Государь был прозорливее своих советников. Он более трезво, чем они, оценил обстановку, в которой протекала Реформа. Он понимал, что она не может пройти спокойно, безмятежно. В своё время обсуждалась мысль о том, чтобы к моменту введения в жизнь Положения, Россия была разделена на генерал-губернаторства и чтобы, таким образом, на местах заблаговременно оказались люди, обладающие полнотою власти и способные справиться со всеми возможными затруднениями. Этот проект встретил решительное сопротивление со стороны министра внутренних дел Ланского, действовавшего под прямым влиянием Н. А. Милютина[2], духовного отца Реформы. Ланской представил записку, в которой доказывал ненужность проектированной меры: народ спокойно, с верою в Царя ждёт Реформ, и новая власть только затруднит правильное её проведение. Безмятежная уверенность Ланского вызвала гневливые реплики Государя, едва не побудившие к отставке почтенного старца. В частности, против фразы доклада о том, что «народ не только не сопротивляется, но вполне сочувствует распоряжениям правительства», Царь написал: «Всё это так пока народ находится в ожидании, но кто может поручиться, что, когда новое положение будет приведено в исполнение, и народ увидит, что ожидание его, то есть свобода, по его разумению, не сбылись, не наступит ли для него минута разочарования? Тогда уже поздно будет посылать отсюда особых лиц для усмирения. Надо, чтобы они были бы уже на местах… Если Бог поможет, и всё останется спокойно, тогда можно будет отозвать всех генерал-губернаторов, ибо всё войдёт опять в законную колею».

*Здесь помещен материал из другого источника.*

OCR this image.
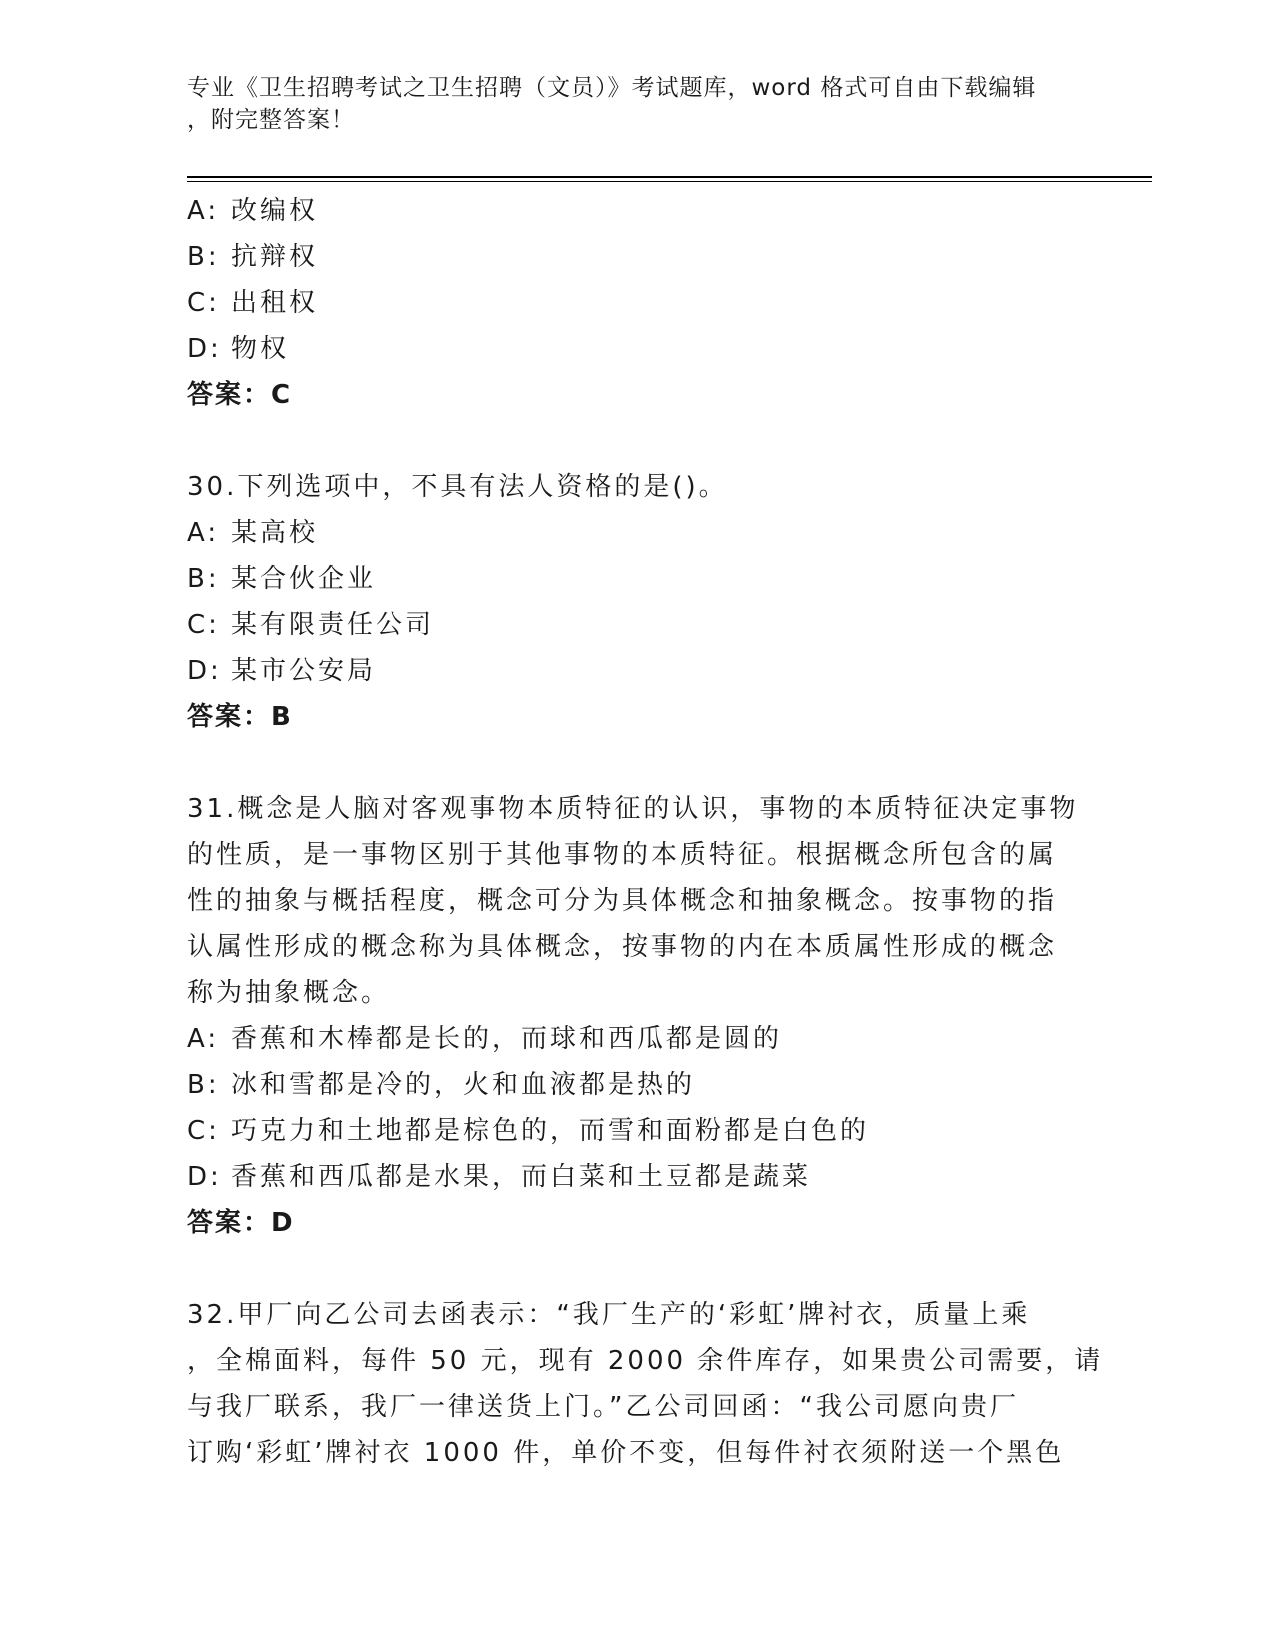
专业《卫生招聘考试之卫生招聘（文员）》考试题库，word 格式可自由下载编辑
，附完整答案！
A: 改编权
B: 抗辩权
C: 出租权
D: 物权
答案：C
30.下列选项中，不具有法人资格的是()。
A: 某高校
B: 某合伙企业
C: 某有限责任公司
D: 某市公安局
答案：B
31.概念是人脑对客观事物本质特征的认识，事物的本质特征决定事物
的性质，是一事物区别于其他事物的本质特征。根据概念所包含的属
性的抽象与概括程度，概念可分为具体概念和抽象概念。按事物的指
认属性形成的概念称为具体概念，按事物的内在本质属性形成的概念
称为抽象概念。
A: 香蕉和木棒都是长的，而球和西瓜都是圆的
B: 冰和雪都是冷的，火和血液都是热的
C: 巧克力和土地都是棕色的，而雪和面粉都是白色的
D: 香蕉和西瓜都是水果，而白菜和土豆都是蔬菜
答案：D
32.甲厂向乙公司去函表示：“我厂生产的‘彩虹’牌衬衣，质量上乘
，全棉面料，每件 50 元，现有 2000 余件库存，如果贵公司需要，请
与我厂联系，我厂一律送货上门。”乙公司回函：“我公司愿向贵厂
订购‘彩虹’牌衬衣 1000 件，单价不变，但每件衬衣须附送一个黑色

Государю не удалось провести повсеместно устроение генерал-губернаторств, но он не отказался от этой мысли направить на места специально им уполномоченных лиц, облечённых полнотою власти. За несколько дней до обнародования в столицах Манифеста были отправлены во все концы России флигель-адъютанты и свитские генералы, которые от лица Государя должны были сообщить народу радостную весть об освобождении крестьян. На этих близких к Государю людей должна была лечь, в первую очередь, вся тяжесть ответственности — совместно с начальниками губерний и с предводителями дворянства — по принятию мер, могущих быть вызванными той встречей, которая будет оказана на местах Манифесту и Положениям.

Государь знал, что народ ждёт от него решения его судьбы и верит в него. В Ярославле недавно народ так устремился к Царю, что смят был парад! «Я не могу не удивляться и не радоваться тому доверию и спокойствию, которые выказал наш добрый народ в этом деле…», — сказал Государь в Государственном Совете 28 января 1861 года. Но ждёт ли он того, что будет ему объявлено? Воля! Не поймёт ли народ её, как повод к неповиновению и к буйству?

В бумагах Редакционных комиссий имеется любопытный документ, давно уже преданный гласности известным историком, точнее сказать, летописцем этих Комиссий, Н. П. Семёновым: этот документ с необыкновенной силой изображает настроение крестьянства, ожидавшего Реформы. Нельзя даже сейчас без волнения читать эту записку, подписанную неким Корибут-Дашкевичем и помеченную Саратовским тюремным замком 5 апреля 1859 г. Это голос не только из каземата, но почти что из могилы, ибо автор пишет тоном человека, покончившего счёты с жизнью. Послание это дышит глубоким, проникновенным сочувствием задуманной Реформе — из глубины заточения раздаётся обращённый к правительству дружественный предостерегающий голос…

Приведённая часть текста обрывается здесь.